In order to study the effects of nanoparticles (NPs) with different physicochemical properties on cellular viability and structure, Saccharomyces cerevisiae were exposed to different concentrations of TiO2-NPs (1-3 nm), ZnO-NPs (<100 nm), CuO-NPs (<50 nm), their bulk forms, Ag-NPs (10 nm) and single-walled carbon nanotubes (SWCNTs). The GreenScreen assay was used to measure cyto- and genotoxicity, and transmission electron microscopy (TEM) used to assess ultrastructure. CuO-NPs were highly cytotoxic, reducing the cell density by 80% at 9 cm(2)/ml, and inducing lipid droplet formation. Cells exposed to Ag-NPs (19 cm(2)/ml) and TiO2-NPs (147 cm(2)/ml) contained dark deposits in intracellular vacuoles, the cell wall and vesicles, and reduced cell density (40 and 30%, respectively). ZnO-NPs (8 cm(2)/ml) caused an increase in the size of intracellular vacuoles, despite not being cytotoxic. SWCNTs did not cause cytotoxicity or significant alterations in ultrastructure, despite high oxidative potential. Two genotoxicity assays, GreenScreen and the comet assay, produced different results and the authors discuss the reasons for this discrepancy. Classical assays of toxicity may not be the most suitable for studying the effects of NPs in cellular systems, and the simultaneous assessment of other measures of the state of cells, such as TEM are highly recommended.

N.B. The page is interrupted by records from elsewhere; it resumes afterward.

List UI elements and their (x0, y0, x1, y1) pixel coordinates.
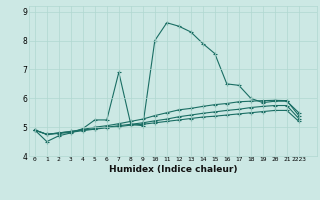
X-axis label: Humidex (Indice chaleur): Humidex (Indice chaleur) (108, 165, 237, 174)
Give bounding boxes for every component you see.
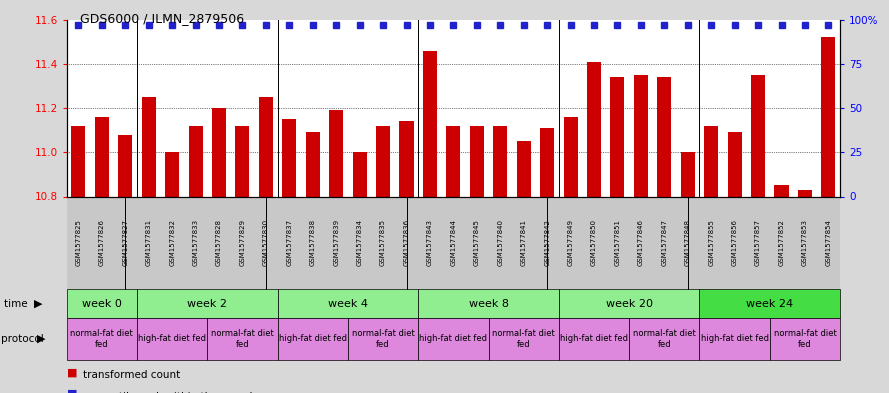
Bar [259, 97, 273, 196]
Text: GSM1577844: GSM1577844 [451, 219, 456, 266]
Text: high-fat diet fed: high-fat diet fed [701, 334, 769, 343]
Bar [188, 126, 203, 196]
Bar [399, 121, 413, 196]
Bar [376, 126, 390, 196]
Text: normal-fat diet
fed: normal-fat diet fed [70, 329, 133, 349]
Bar [681, 152, 695, 196]
Bar [95, 117, 108, 196]
Text: GSM1577850: GSM1577850 [591, 219, 597, 266]
Text: GSM1577847: GSM1577847 [661, 219, 668, 266]
Text: GSM1577832: GSM1577832 [169, 219, 175, 266]
Bar [821, 37, 836, 197]
Bar [727, 132, 741, 196]
Bar [611, 77, 624, 196]
Text: GSM1577857: GSM1577857 [755, 219, 761, 266]
Text: GSM1577856: GSM1577856 [732, 219, 738, 266]
Text: GSM1577842: GSM1577842 [544, 219, 550, 266]
Bar [798, 190, 812, 196]
Text: GSM1577838: GSM1577838 [309, 219, 316, 266]
Bar [657, 77, 671, 196]
Text: normal-fat diet
fed: normal-fat diet fed [493, 329, 555, 349]
Bar [165, 152, 180, 196]
Bar [212, 108, 226, 196]
Bar [423, 51, 437, 196]
Bar [493, 126, 508, 196]
Bar [541, 128, 554, 196]
Bar [141, 97, 156, 196]
Text: GSM1577848: GSM1577848 [685, 219, 691, 266]
Bar [517, 141, 531, 196]
Text: GSM1577830: GSM1577830 [263, 219, 268, 266]
Text: ■: ■ [67, 389, 81, 393]
Bar [751, 75, 765, 196]
Text: percentile rank within the sample: percentile rank within the sample [83, 392, 259, 393]
Text: GSM1577831: GSM1577831 [146, 219, 152, 266]
Text: GSM1577827: GSM1577827 [123, 219, 128, 266]
Bar [587, 62, 601, 196]
Bar [564, 117, 578, 196]
Bar [704, 126, 718, 196]
Bar [71, 126, 85, 196]
Text: GSM1577839: GSM1577839 [333, 219, 340, 266]
Text: time: time [4, 299, 31, 309]
Text: GSM1577835: GSM1577835 [380, 219, 386, 266]
Text: GSM1577826: GSM1577826 [99, 219, 105, 266]
Text: normal-fat diet
fed: normal-fat diet fed [211, 329, 274, 349]
Text: normal-fat diet
fed: normal-fat diet fed [773, 329, 837, 349]
Text: high-fat diet fed: high-fat diet fed [279, 334, 347, 343]
Text: GSM1577829: GSM1577829 [239, 219, 245, 266]
Bar [118, 135, 132, 196]
Text: transformed count: transformed count [83, 370, 180, 380]
Bar [353, 152, 366, 196]
Text: ▶: ▶ [34, 299, 43, 309]
Text: GSM1577840: GSM1577840 [497, 219, 503, 266]
Text: GDS6000 / ILMN_2879506: GDS6000 / ILMN_2879506 [80, 12, 244, 25]
Text: ▶: ▶ [37, 334, 46, 344]
Text: GSM1577837: GSM1577837 [286, 219, 292, 266]
Text: GSM1577854: GSM1577854 [825, 219, 831, 266]
Bar [469, 126, 484, 196]
Text: GSM1577843: GSM1577843 [427, 219, 433, 266]
Text: GSM1577852: GSM1577852 [779, 219, 784, 266]
Text: protocol: protocol [1, 334, 44, 344]
Text: week 0: week 0 [82, 299, 122, 309]
Text: GSM1577853: GSM1577853 [802, 219, 808, 266]
Text: GSM1577841: GSM1577841 [521, 219, 526, 266]
Text: ■: ■ [67, 367, 81, 377]
Text: GSM1577836: GSM1577836 [404, 219, 410, 266]
Text: GSM1577834: GSM1577834 [356, 219, 363, 266]
Text: GSM1577846: GSM1577846 [638, 219, 644, 266]
Text: week 24: week 24 [746, 299, 793, 309]
Text: GSM1577828: GSM1577828 [216, 219, 222, 266]
Text: week 20: week 20 [605, 299, 653, 309]
Text: GSM1577855: GSM1577855 [709, 219, 714, 266]
Text: week 2: week 2 [188, 299, 228, 309]
Text: GSM1577851: GSM1577851 [614, 219, 621, 266]
Text: week 4: week 4 [328, 299, 368, 309]
Text: high-fat diet fed: high-fat diet fed [138, 334, 206, 343]
Bar [283, 119, 296, 196]
Bar [306, 132, 320, 196]
Text: GSM1577825: GSM1577825 [76, 219, 82, 266]
Text: high-fat diet fed: high-fat diet fed [560, 334, 628, 343]
Text: week 8: week 8 [469, 299, 509, 309]
Bar [236, 126, 250, 196]
Text: high-fat diet fed: high-fat diet fed [420, 334, 487, 343]
Text: normal-fat diet
fed: normal-fat diet fed [352, 329, 414, 349]
Text: GSM1577849: GSM1577849 [567, 219, 573, 266]
Bar [634, 75, 648, 196]
Bar [774, 185, 789, 196]
Text: GSM1577845: GSM1577845 [474, 219, 480, 266]
Text: GSM1577833: GSM1577833 [193, 219, 198, 266]
Text: normal-fat diet
fed: normal-fat diet fed [633, 329, 696, 349]
Bar [446, 126, 461, 196]
Bar [329, 110, 343, 196]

Citrullination as early-stage indicator of cell response to single-walled carbon nanotubes

Single-walled carbon nanotubes (SWCNTs) have been widely explored as potential technologies for information systems and medical applications. The impact of SWCNTs on human health is of prime concern, if SWCNTs have a future in the manufacturing industry. This study proposes a novel, inflammation-independent paradigm of toxicity for SWCNTs, identifying the protein citrullination process as early-stage indicator of inflammatory responses of macrophages (THP-1) and of subtle phenotypic damages of lung epithelial (A549) cells following exposure to chemically-treated SWCNTs. Our results showed that, while most of the cellular responses of A549 cells exposed to SWCNTs are different to those of similarly treated THP-1 cells, the protein citrullination process is triggered in a dose- and time-dependent manner in both cell lines, with thresholds comparable between inflammatory (THP-1) and non-inflammatory (A549) cell types. The cellular mechanism proposed herein could have a high impact in predicting the current risk associated with environmental exposure to SWCNTs.